NASA ve Avrupa Uzay Ajansı ortasındaki ortak bir çalışmanın eseri olan Hubble Uzay Teleskobu, 1990 yılında uzaya gönderildikten sonra, teleskobun ana aynasının çalışmaları kısıtlayacak halde yanlış yerleştirildiği ortaya çıktı.
Ardından 1993 yılında bir uzay mekiği fırlatıldı ve Hubble’ın aynasındaki kelam konuısu sorun giderildi.
HUBBLE UZAY TELESKOBU’NUN AVANTAJLARI
Hubble Uzay Teleskobu, Dünya atmosferinin dışında vazife yaptığı için başka teleskopların yapamadığı vazifeleri gerçekleştirebiliyor. Örneğin Hubble’dan elde edilen imgelerde, atmosferin neden olduğu bulanıklık ve havadaki partiküllerden yansıyan ışığın oluşturduğu art plan kirliliği bulunmuyor.
Ayrıyeten, Ozon katmanı tarafından tutulan morötesi ışığın gözlemlenmesi de Hubble Uzay Teleskobu sayesinde mümkün olabiliyor.
Fırlatıldıktan sonra astronomi tarihinin en kıymetli araçlarından biri haline gelen Hubble’ın elde ettiği “Hubble ultra derin alan” isimli fotoğraf, bugüne kadar görünür ışık ile en uzak uzaklıktan alınmış ayrıntılı imaj olarak tarihe geçti.
Görsel: Hubble ultra derin alan
Hubble Uzay Teleskobu, uzayda bakımı astronotlar tarafından yapılacak halde tasarlanmış tek teleskoptur. Sonuncusu Mayıs 2009’da olmak üzere beş adet bakım uçuşu gerçekleştirilmiştir.

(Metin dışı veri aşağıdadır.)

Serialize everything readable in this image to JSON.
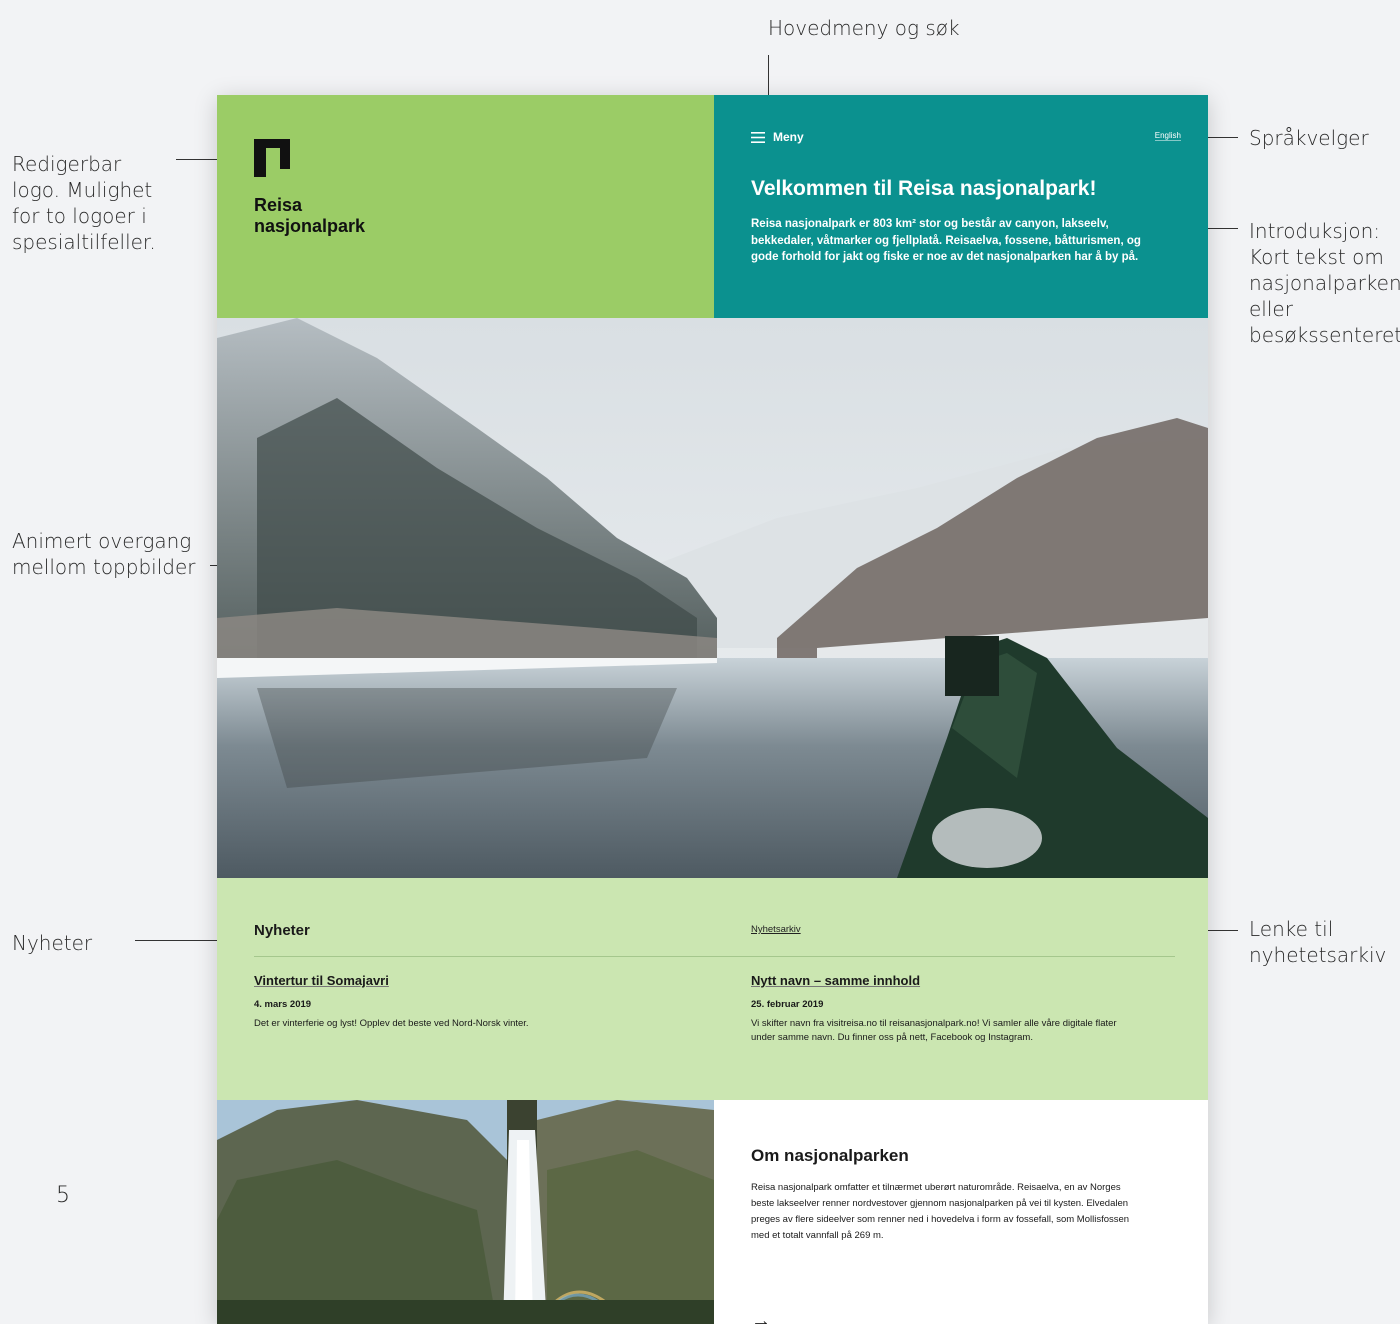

Birinci servis uçuşu Aralık 1993’te Hubble’ın görüntüleme yanılgısının düzeltilmesi için gerçekleştirildi. 2, 3A ve 3B bakım uçuşları sırasında çok sayıda alt sistem onarılmış ve birçok müşahede aygıtı daha çağdaş ve uzman olanlarıyla değiştirilmiştir.
2021 yılında fırlatılacak olan James Webb Uzay Teleskobu’nun misyona başlamasıyla, Hubble Uzay Teleskobu artık misyon yapmayacak.
, Hubble’dan vazifesi devralacak ve Güneş sisteminin ötesinde keşfedilen yeni gezegenlerin birçoğunun atmosferinin, hayat için uygun olup olmadığını tahlil edecek.